DALLAS -- The bagpipes played. The bell rang. The dispatcher's final call sounded without answer.

It was a public display of dignity after 12 brothers' deaths in the West, Texas, explosion last month. And for all the respect shown in public, much more was given in private.

It's always that way.

Jack Ayres is a Dallas lawyer who used to be a paramedic, and before that, a police officer. But his title of Honorary Dallas Fire Chief means more.

"I think it's one of the greatest honors of my life," he said.

He was given the title as a thank you for his work with Friends of Dallas Fire and Rescue, which gives to Dallas firefighters who sacrifice everything, like his close friend Captain Kenny Harris.

Harris was one of 12 emergency responders who died April 17 in the fertilizer plant explosion in West.

"[He was an] excellent fire commander. I never saw any better," Ayres said of his friend. "We have some that are as good probably; but none better."

Ayres got a call in the middle of the night that Harris might have been hurt, but in all the confusion on the scene, he was missing.

It wasn't long before the next call came. Harris had died.

Friends of Dallas Fire and Rescue gives immediate financial and emotional assistance to families of fallen Dallas firefighters. Ayres could only do that if he went to West.

When he arrived, Harris' men had beat him there.

"In the fire department, there's a tradition that if one of our members dies on the fire ground, that his body is removed by the crew that he worked with," he said. "I remember his men saying to me that they didn't want him left out in the rain by himself."

"Our job was to do whatever was necessary to have his body removed with full departmental honors," Ayres continued.

In the morning, once investigators gave them clearance, Harris' crew pulled their captain's body from the site of the explosion. Then they did the same for the 11 other fallen responders, giving them a final salute, in silence.

"That's a very important tradition for the fire service," Ayres said.
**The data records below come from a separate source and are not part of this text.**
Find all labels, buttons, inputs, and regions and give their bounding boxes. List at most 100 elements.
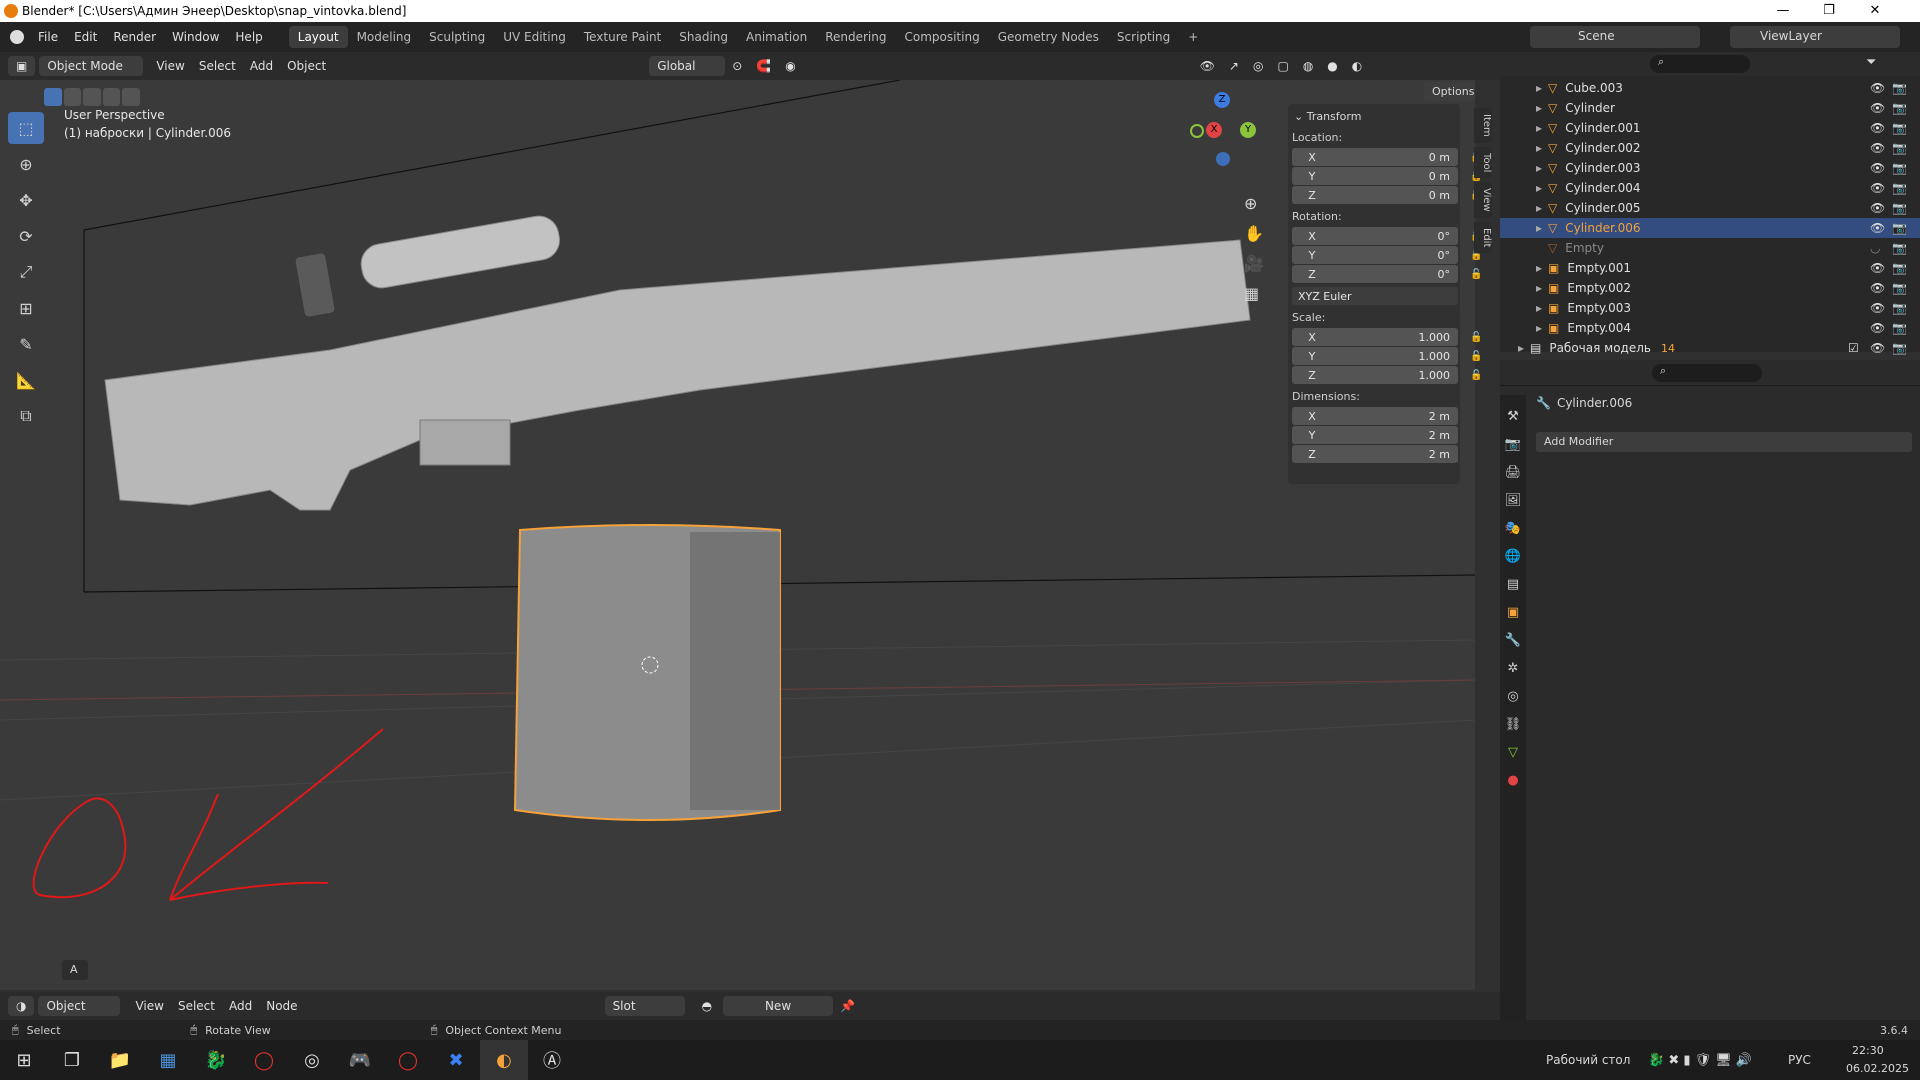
select-box-tool-icon[interactable]: ⬚ xyxy=(8,112,44,144)
location-x-field[interactable]: X0 m🔓 xyxy=(1292,148,1482,166)
transform-tool-icon[interactable]: ⊞ xyxy=(8,292,44,324)
lock-icon[interactable]: 🔓 xyxy=(1470,332,1482,343)
list-item[interactable]: ▽ Empty ◡ 📷 xyxy=(1500,238,1920,258)
mode-selector[interactable]: Object Mode xyxy=(39,56,144,76)
list-item[interactable]: ▸ ▣ Empty.001 👁 📷 xyxy=(1500,258,1920,278)
xray-icon[interactable]: ▢ xyxy=(1270,59,1295,73)
blender-taskbar-icon[interactable]: ◐ xyxy=(480,1040,528,1080)
slot-dropdown[interactable]: Slot xyxy=(604,996,685,1016)
physics-props-icon[interactable]: ◎ xyxy=(1500,683,1526,711)
xbox-icon[interactable]: ✖ xyxy=(432,1040,480,1080)
eye-icon[interactable]: 👁 xyxy=(1870,301,1885,315)
menu-render[interactable]: Render xyxy=(105,30,164,44)
list-item[interactable]: ▸ ▽ Cylinder.004 👁 📷 xyxy=(1500,178,1920,198)
particles-props-icon[interactable]: ✲ xyxy=(1500,655,1526,683)
object-props-icon[interactable]: ▣ xyxy=(1500,599,1526,627)
modifier-props-icon[interactable]: 🔧 xyxy=(1500,627,1526,655)
list-item[interactable]: ▸ ▽ Cube.003 👁 📷 xyxy=(1500,78,1920,98)
last-operator-panel[interactable]: A xyxy=(62,960,88,980)
orientation-selector[interactable]: Global xyxy=(649,56,726,76)
list-item[interactable]: ▸ ▽ Cylinder 👁 📷 xyxy=(1500,98,1920,118)
menu-window[interactable]: Window xyxy=(164,30,227,44)
menu-edit[interactable]: Edit xyxy=(66,30,105,44)
rotation-y-field[interactable]: Y 0° 🔓 xyxy=(1292,246,1482,264)
app2-icon[interactable]: Ⓐ xyxy=(528,1040,576,1080)
gizmo-z-axis[interactable]: Z xyxy=(1214,92,1230,108)
camera-view-icon[interactable]: 🎥 xyxy=(1244,254,1264,273)
tab-layout[interactable]: Layout xyxy=(288,26,348,48)
camera-icon[interactable]: 📷 xyxy=(1892,341,1907,355)
select-extend-icon[interactable] xyxy=(63,88,82,106)
gizmo-x-axis[interactable]: X xyxy=(1206,122,1222,138)
desktop-label[interactable]: Рабочий стол xyxy=(1546,1053,1630,1067)
render-props-icon[interactable]: 📷 xyxy=(1500,431,1526,459)
ortho-grid-icon[interactable]: ▦ xyxy=(1244,284,1259,303)
tool-props-icon[interactable]: ⚒ xyxy=(1500,403,1526,431)
tab-scripting[interactable]: Scripting xyxy=(1108,26,1179,48)
rotation-z-field[interactable]: Z 0° 🔓 xyxy=(1292,265,1482,283)
camera-icon[interactable]: 📷 xyxy=(1892,141,1907,155)
tab-uv-editing[interactable]: UV Editing xyxy=(494,26,575,48)
menu-help[interactable]: Help xyxy=(227,30,270,44)
dimensions-y-field[interactable]: Y2 m xyxy=(1292,426,1458,444)
checkbox-icon[interactable]: ☑ xyxy=(1848,341,1859,355)
output-props-icon[interactable]: 🖨 xyxy=(1500,459,1526,487)
menu-add[interactable]: Add xyxy=(222,999,259,1013)
lock-icon[interactable]: 🔓 xyxy=(1470,269,1482,280)
eye-icon[interactable]: 👁 xyxy=(1870,141,1885,155)
location-y-field[interactable]: Y0 m🔓 xyxy=(1292,167,1482,185)
viewlayer-selector[interactable]: ViewLayer xyxy=(1730,26,1900,48)
editor-type-icon[interactable]: ▣ xyxy=(8,56,36,76)
zoom-icon[interactable]: ⊕ xyxy=(1244,194,1257,213)
proportional-edit-icon[interactable]: ◉ xyxy=(778,59,802,73)
list-item[interactable]: ▸ ▽ Cylinder.005 👁 📷 xyxy=(1500,198,1920,218)
list-item-collection[interactable]: ▸ ▤ Рабочая модель 14 ☑ 👁 📷 xyxy=(1500,338,1920,358)
location-z-field[interactable]: Z0 m🔓 xyxy=(1292,186,1482,204)
outliner-search-icon[interactable]: ⌕ xyxy=(1650,55,1750,73)
gizmo-icon[interactable]: ↗ xyxy=(1222,59,1246,73)
cursor-tool-icon[interactable]: ⊕ xyxy=(8,148,44,180)
language-indicator[interactable]: РУС xyxy=(1788,1053,1811,1067)
transform-section-header[interactable]: ⌄ Transform xyxy=(1294,110,1460,123)
eye-icon[interactable]: 👁 xyxy=(1870,101,1885,115)
measure-tool-icon[interactable]: 📐 xyxy=(8,364,44,396)
windows-start-icon[interactable]: ⊞ xyxy=(0,1040,48,1080)
blender-menu-icon[interactable] xyxy=(10,30,24,44)
world-props-icon[interactable]: 🌐 xyxy=(1500,543,1526,571)
select-subtract-icon[interactable] xyxy=(83,88,101,106)
camera-icon[interactable]: 📷 xyxy=(1892,261,1907,275)
editor-type-icon[interactable]: ◑ xyxy=(8,996,35,1016)
clock-time[interactable]: 22:30 xyxy=(1852,1044,1884,1057)
menu-file[interactable]: File xyxy=(30,30,66,44)
eye-icon[interactable]: 👁 xyxy=(1870,81,1885,95)
tab-item[interactable]: Item xyxy=(1474,108,1492,143)
pin-icon[interactable]: 📌 xyxy=(833,999,862,1013)
eye-icon[interactable]: 👁 xyxy=(1870,161,1885,175)
eye-hidden-icon[interactable]: ◡ xyxy=(1870,241,1880,255)
menu-add[interactable]: Add xyxy=(243,59,280,73)
data-props-icon[interactable]: ▽ xyxy=(1500,739,1526,767)
3d-viewport[interactable]: User Perspective (1) наброски | Cylinder… xyxy=(0,80,1475,990)
select-new-icon[interactable] xyxy=(44,88,62,106)
rotation-mode-dropdown[interactable]: XYZ Euler xyxy=(1292,287,1458,305)
select-invert-icon[interactable] xyxy=(102,88,121,106)
list-item[interactable]: ▸ ▽ Cylinder.002 👁 📷 xyxy=(1500,138,1920,158)
camera-icon[interactable]: 📷 xyxy=(1892,161,1907,175)
lock-icon[interactable]: 🔓 xyxy=(1470,351,1482,362)
menu-select[interactable]: Select xyxy=(192,59,243,73)
tab-texture-paint[interactable]: Texture Paint xyxy=(575,26,670,48)
eye-icon[interactable]: 👁 xyxy=(1870,221,1885,235)
camera-icon[interactable]: 📷 xyxy=(1892,101,1907,115)
eye-icon[interactable]: 👁 xyxy=(1870,181,1885,195)
camera-icon[interactable]: 📷 xyxy=(1892,241,1907,255)
opera-icon[interactable]: ◯ xyxy=(240,1040,288,1080)
material-props-icon[interactable]: ● xyxy=(1500,767,1526,795)
task-view-icon[interactable]: ❐ xyxy=(48,1040,96,1080)
eye-icon[interactable]: 👁 xyxy=(1870,261,1885,275)
pan-hand-icon[interactable]: ✋ xyxy=(1244,224,1264,243)
tab-modeling[interactable]: Modeling xyxy=(348,26,421,48)
scale-tool-icon[interactable]: ⤢ xyxy=(8,256,44,288)
camera-icon[interactable]: 📷 xyxy=(1892,81,1907,95)
camera-icon[interactable]: 📷 xyxy=(1892,201,1907,215)
obs-icon[interactable]: ◎ xyxy=(288,1040,336,1080)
It's been four weeks and the honorary chief's job hasn't ended, because Friends of Dallas Fire and Rescue never stops. They give support long after the tributes are over. If a firefighter is seriously injured or killed, they move in.

"How many people do you know of that will die for somebody they don't know, and will do it without question, without hesitation?" Ayres said. "Those are the people we serve, and we serve them because they serve us."

Carry the Load will donate some of what it raises from its Memorial Day walk to Friends of Dallas Fire and Rescue. It's a rather fitting thanks for quietly carrying a heavy load.